In other departments I have been trying to reorganise my CD collection, which is more of a task than you may imagine. To save space I have been taking each disc from its rigid case and putting it into a plastic sleeve with all the essential paperwork that comes with it. This does indeed save space but I have run out of sleeves and am now waiting for more from Denmark, which as we all know is the go-to Scandinavian country for plastic CD sleeves. The problem is that I have literally thousands of the fuckers and so am trying to think of ways to dispose of the cases that are now stacked up around the house, making it look like the home of a particularly low goal hoarder. Slowly, slowly, I am finding places to offload them that won’t choke a rabbit so if you need any you’d better be quick. You don’t even have to ask nicely.

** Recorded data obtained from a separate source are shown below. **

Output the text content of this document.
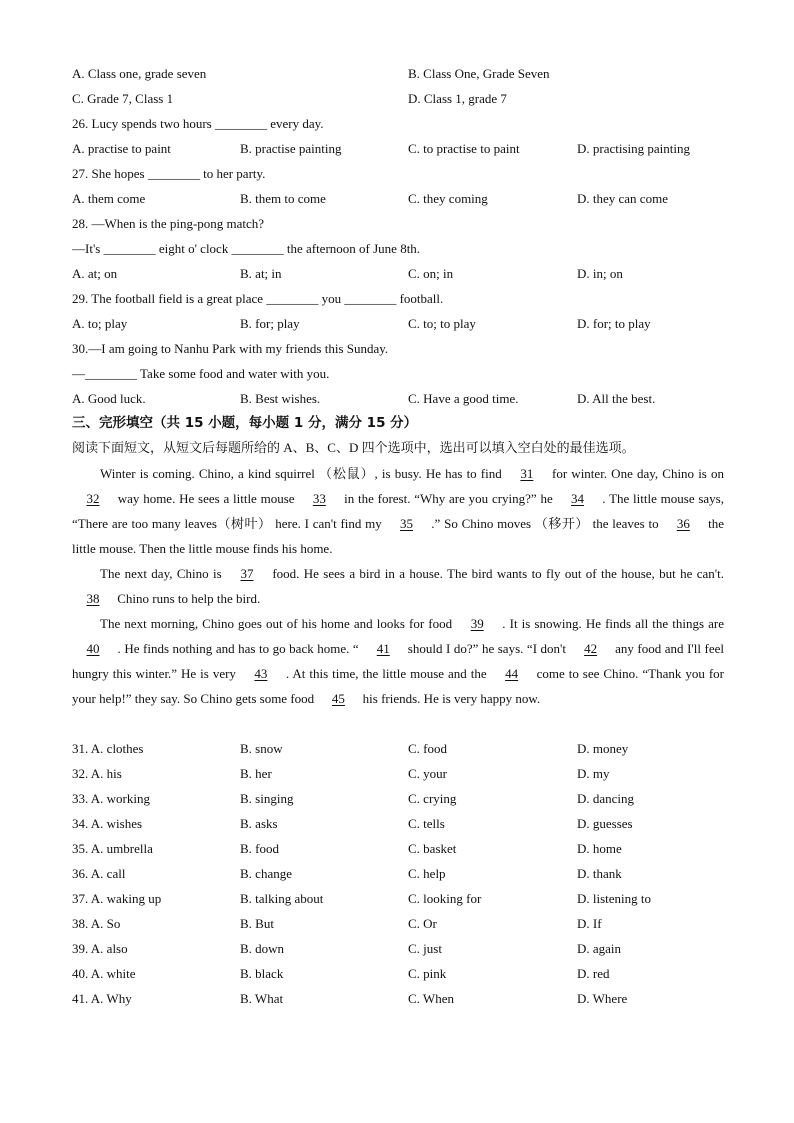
A. Class one, grade seven	B. Class One, Grade Seven
C. Grade 7, Class 1	D. Class 1, grade 7
26. Lucy spends two hours ________ every day.
A. practise to paint	B. practise painting	C. to practise to paint	D. practising painting
27. She hopes ________ to her party.
A. them come	B. them to come	C. they coming	D. they can come
28. —When is the ping-pong match?
—It's ________ eight o' clock ________ the afternoon of June 8th.
A. at; on	B. at; in	C. on; in	D. in; on
29. The football field is a great place ________ you ________ football.
A. to; play	B. for; play	C. to; to play	D. for; to play
30.—I am going to Nanhu Park with my friends this Sunday.
—________ Take some food and water with you.
A. Good luck.	B. Best wishes.	C. Have a good time.	D. All the best.
三、完形填空（共 15 小题，每小题 1 分，满分 15 分）
阅读下面短文，从短文后每题所给的 A、B、C、D 四个选项中，选出可以填入空白处的最佳选项。
Winter is coming. Chino, a kind squirrel （松鼠）, is busy. He has to find 31 for winter. One day, Chino is on 32 way home. He sees a little mouse 33 in the forest. “Why are you crying?” he 34 . The little mouse says, “There are too many leaves（树叶） here. I can't find my 35 .” So Chino moves （移开） the leaves to 36 the little mouse. Then the little mouse finds his home.
The next day, Chino is 37 food. He sees a bird in a house. The bird wants to fly out of the house, but he can't. 38 Chino runs to help the bird.
The next morning, Chino goes out of his home and looks for food 39 . It is snowing. He finds all the things are 40 . He finds nothing and has to go back home. “ 41 should I do?” he says. “I don't 42 any food and I'll feel hungry this winter.” He is very 43 . At this time, the little mouse and the 44 come to see Chino. “Thank you for your help!” they say. So Chino gets some food 45 his friends. He is very happy now.
31. A. clothes	B. snow	C. food	D. money
32. A. his	B. her	C. your	D. my
33. A. working	B. singing	C. crying	D. dancing
34. A. wishes	B. asks	C. tells	D. guesses
35. A. umbrella	B. food	C. basket	D. home
36. A. call	B. change	C. help	D. thank
37. A. waking up	B. talking about	C. looking for	D. listening to
38. A. So	B. But	C. Or	D. If
39. A. also	B. down	C. just	D. again
40. A. white	B. black	C. pink	D. red
41. A. Why	B. What	C. When	D. Where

And then we come to the running. Again. In order to stay slightly healthy I try to not have a drink until six (pm) and take a few (usually a few is two) days off a week and to not eat as much and as often as I’d like and then on the other side of the bedside lamp I am getting up most mornings and going off for a run. I still call it running but it’s a very slow motion version of the traditional sense. I was worried about my knees but now it’s the hips that hurt, and as Shakira would doubtless agree if she read this – the hips don’t lie. The fields are all wet and muddy now so my new trainers are new no more. It’s raining now but this morning the sun glimpsed out from behind a cloud and lit up those fields, fields that have turned from a dustbowl Steinbeck brown to a chewy, hopeful green in a blink, and that sun felt like a glimmer of hope. A flash of gold in a prospectors pan. And then it went away and when I got home the grim reality kicked back in. The devil is out there somewhere, always is, and he’s probably watching with interest; which is more than I can say for God. So now is the time to take the little flashes of gold and try to forget the rest. And if that means watching Chris Hemsworth killing everyone in Dhaka then that’s exactly what it means.